Thank the Hong Kong people

“I have not been out of my house for a month. I do not dare. Young people around me do not respect the regulations and I could catch the virus from them. My daughter leaves a box of food twice a week outside the door. We talk but remain two metres apart.”
Mary Smith, 81, lives in her house in the central London district of Camden, where more than 560 people have died of Covid-19.
“We have no idea how long this will go on. I do not want to go to a hospital which is full of infection. I am in the age group that is most vulnerable. It is like World War Two.”
As of May 3, according to official figures, Britain had 28,131 deaths and 182,260 cases. It ranks fourth in the world in deaths, behind the United States, Spain and Italy. Among the dead are more 100 doctors, nurses and other health professionals. Many nursed the sick without protective equipment.
The Financial Times estimates the total number of dead directly or indirectly from coronavirus in the UK at about 47,000 as of April 28; the additional number are those passing away in care centres or in their own homes. In the week to April 17, 22,351 deaths were registered in England and Wales, more than any week for the previous 50 years.
In Hong Kong, on the other hand, only four people have died and there have been 1,040 cases.
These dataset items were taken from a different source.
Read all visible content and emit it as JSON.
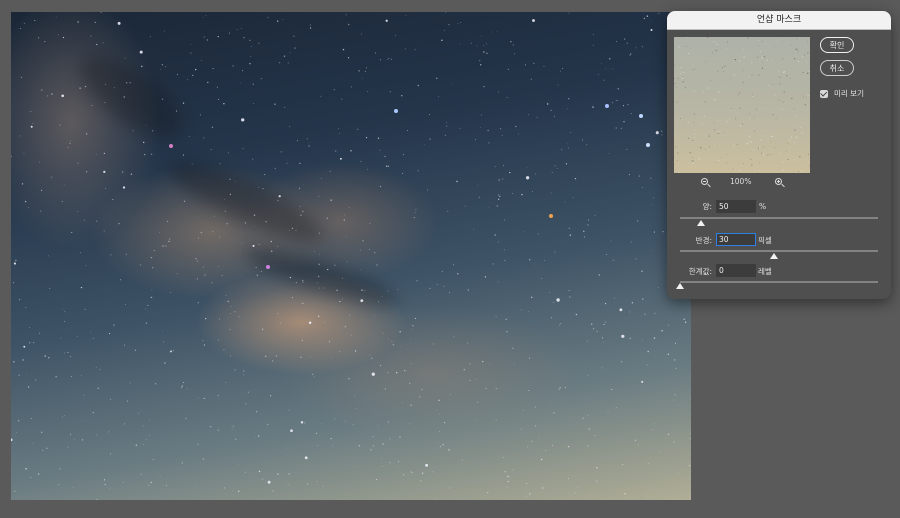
{
  "dialog": {
    "title": "언샵 마스크",
    "ok_label": "확인",
    "cancel_label": "취소",
    "preview_label": "미리 보기",
    "preview_checked": true,
    "zoom_level": "100%",
    "zoom_out_icon": "zoom-out-icon",
    "zoom_in_icon": "zoom-in-icon",
    "fields": {
      "amount": {
        "label": "양:",
        "value": "50",
        "unit": "%",
        "slider_fraction": 0.105
      },
      "radius": {
        "label": "반경:",
        "value": "30",
        "unit": "픽셀",
        "slider_fraction": 0.474
      },
      "threshold": {
        "label": "한계값:",
        "value": "0",
        "unit": "레벨",
        "slider_fraction": 0.0
      }
    }
  }
}
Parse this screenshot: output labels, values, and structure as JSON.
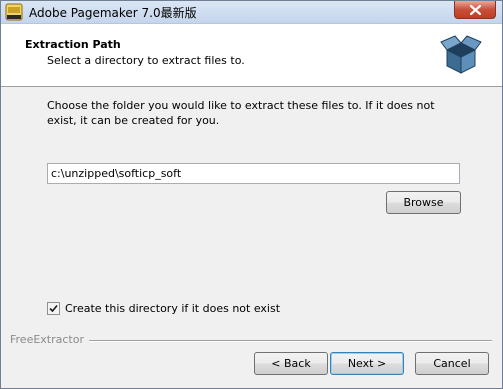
{
  "window": {
    "title": "Adobe Pagemaker 7.0最新版",
    "app_icon": "softcp-icon",
    "close_icon": "close-icon"
  },
  "header": {
    "title": "Extraction Path",
    "subtitle": "Select a directory to extract files to.",
    "icon": "open-box-icon"
  },
  "body": {
    "instruction": "Choose the folder you would like to extract these files to. If it does not exist, it can be created for you.",
    "path_value": "c:\\unzipped\\softicp_soft",
    "browse_label": "Browse",
    "create_dir_label": "Create this directory if it does not exist",
    "create_dir_checked": true
  },
  "footer": {
    "brand": "FreeExtractor",
    "back_label": "< Back",
    "next_label": "Next >",
    "cancel_label": "Cancel"
  }
}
As from May 4, civil servants are going back to work and the city is gradually returning to normal.
Both places have world-class health systems, with public and private care, a well-educated population and many specialists in infectious diseases. So why this extraordinary gap between the two?
The biggest difference has been ordinary citizens. With their experience of SARS in 2002/2003, Hong Kong people moved at once to protect themselves with masks, hand-washing, availability of sanitary liquid everywhere and social distancing. They followed closely news of the disease from Wuhan and the rest of China – but, for the government and people of Britain, it was distant news unrelated to them.
Hong Kong people strongly supported the advice of medical and public health experts to close the border and impose strict quarantine on those coming from outside. After initial mis-steps, the Hong Kong government took the necessary measures.
The media has also played a key role, with detailed information on who is infected and their movements. This has enabled everyone to review where they went and who they saw, and react if necessary. Such individual trace tracking has been missing in the U.K.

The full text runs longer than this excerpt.